When I asked ChatGPT the simple question “What is detrans.ai?”, I received the answer:
“The site’s overall perspective is not neutral. It generally frames transition cautiously or skeptically and often emphasizes: regret after transition, underlying trauma or mental-health factors, social influence, and concerns about medical transition practices. Critics argue that it promotes anti-trans narratives and may steer vulnerable users away from transition.”

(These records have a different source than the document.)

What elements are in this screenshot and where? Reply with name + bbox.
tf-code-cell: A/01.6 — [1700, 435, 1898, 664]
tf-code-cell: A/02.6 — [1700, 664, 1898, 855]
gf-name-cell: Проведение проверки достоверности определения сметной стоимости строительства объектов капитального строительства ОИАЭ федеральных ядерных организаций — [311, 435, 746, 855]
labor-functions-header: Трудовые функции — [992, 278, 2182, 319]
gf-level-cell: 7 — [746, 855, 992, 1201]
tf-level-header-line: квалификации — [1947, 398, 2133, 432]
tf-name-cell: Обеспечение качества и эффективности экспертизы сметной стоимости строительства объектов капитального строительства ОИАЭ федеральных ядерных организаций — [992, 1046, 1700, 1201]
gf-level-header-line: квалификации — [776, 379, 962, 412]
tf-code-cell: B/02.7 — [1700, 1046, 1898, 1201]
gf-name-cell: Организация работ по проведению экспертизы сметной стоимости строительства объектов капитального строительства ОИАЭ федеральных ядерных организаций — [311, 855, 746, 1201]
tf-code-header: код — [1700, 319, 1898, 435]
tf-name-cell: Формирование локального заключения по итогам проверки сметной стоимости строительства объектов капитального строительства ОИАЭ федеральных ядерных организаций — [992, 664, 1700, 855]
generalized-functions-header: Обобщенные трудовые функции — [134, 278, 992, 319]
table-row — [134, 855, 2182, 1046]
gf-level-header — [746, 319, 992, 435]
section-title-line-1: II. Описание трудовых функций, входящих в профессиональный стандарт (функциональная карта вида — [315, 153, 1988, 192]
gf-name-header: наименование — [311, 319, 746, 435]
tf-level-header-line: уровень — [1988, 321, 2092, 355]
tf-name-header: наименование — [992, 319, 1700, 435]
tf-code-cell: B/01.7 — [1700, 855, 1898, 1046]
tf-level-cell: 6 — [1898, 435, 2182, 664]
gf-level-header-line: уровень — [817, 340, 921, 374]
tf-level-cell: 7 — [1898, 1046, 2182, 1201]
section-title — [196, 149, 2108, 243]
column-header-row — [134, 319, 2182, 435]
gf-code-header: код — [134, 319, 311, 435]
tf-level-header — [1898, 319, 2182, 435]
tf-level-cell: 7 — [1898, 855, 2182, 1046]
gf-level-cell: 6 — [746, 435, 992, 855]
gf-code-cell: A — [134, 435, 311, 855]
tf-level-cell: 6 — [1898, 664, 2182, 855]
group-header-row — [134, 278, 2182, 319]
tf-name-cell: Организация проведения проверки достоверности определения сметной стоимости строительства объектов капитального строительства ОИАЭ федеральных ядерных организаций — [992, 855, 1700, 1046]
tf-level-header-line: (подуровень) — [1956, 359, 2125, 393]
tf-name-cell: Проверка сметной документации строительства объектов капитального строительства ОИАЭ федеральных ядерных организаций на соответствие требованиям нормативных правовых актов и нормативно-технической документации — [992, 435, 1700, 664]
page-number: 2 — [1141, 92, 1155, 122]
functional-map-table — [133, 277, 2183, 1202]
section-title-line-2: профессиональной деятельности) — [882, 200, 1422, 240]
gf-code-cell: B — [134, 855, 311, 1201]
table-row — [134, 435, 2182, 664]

You might think it would be a good idea to steer vulnerable people away from transition. ChatGPT apparently not. The answer appears to confirm the observation that mainstream chatbots are closely aligned with the trans-affirmative perspective. Which makes detrans.ai all the more important. Peter is explicit about his system’s focus on the neglected voices of detransitioners. He doesn’t claim that it covers the entire trans experience. But listening to the voices of detransitioners enables us to ask what trans means to those who have been through transition and back, again. It turns out, as Peter says, that it can mean any number of things to different people. But one thing is certain, the rich experiences of detransitioners contradict by their very nature the theory of innate gender identity and the “born in the wrong body” hypothesis. And this may be the reason why detrans.ai is either studiously ignored or vehemently condemned by the proponents of rapid, unquestioning affirmation and immediate medicalisation of gender-questioning young people and adults.
Detrans.ai was, and continues to be, a labour of love.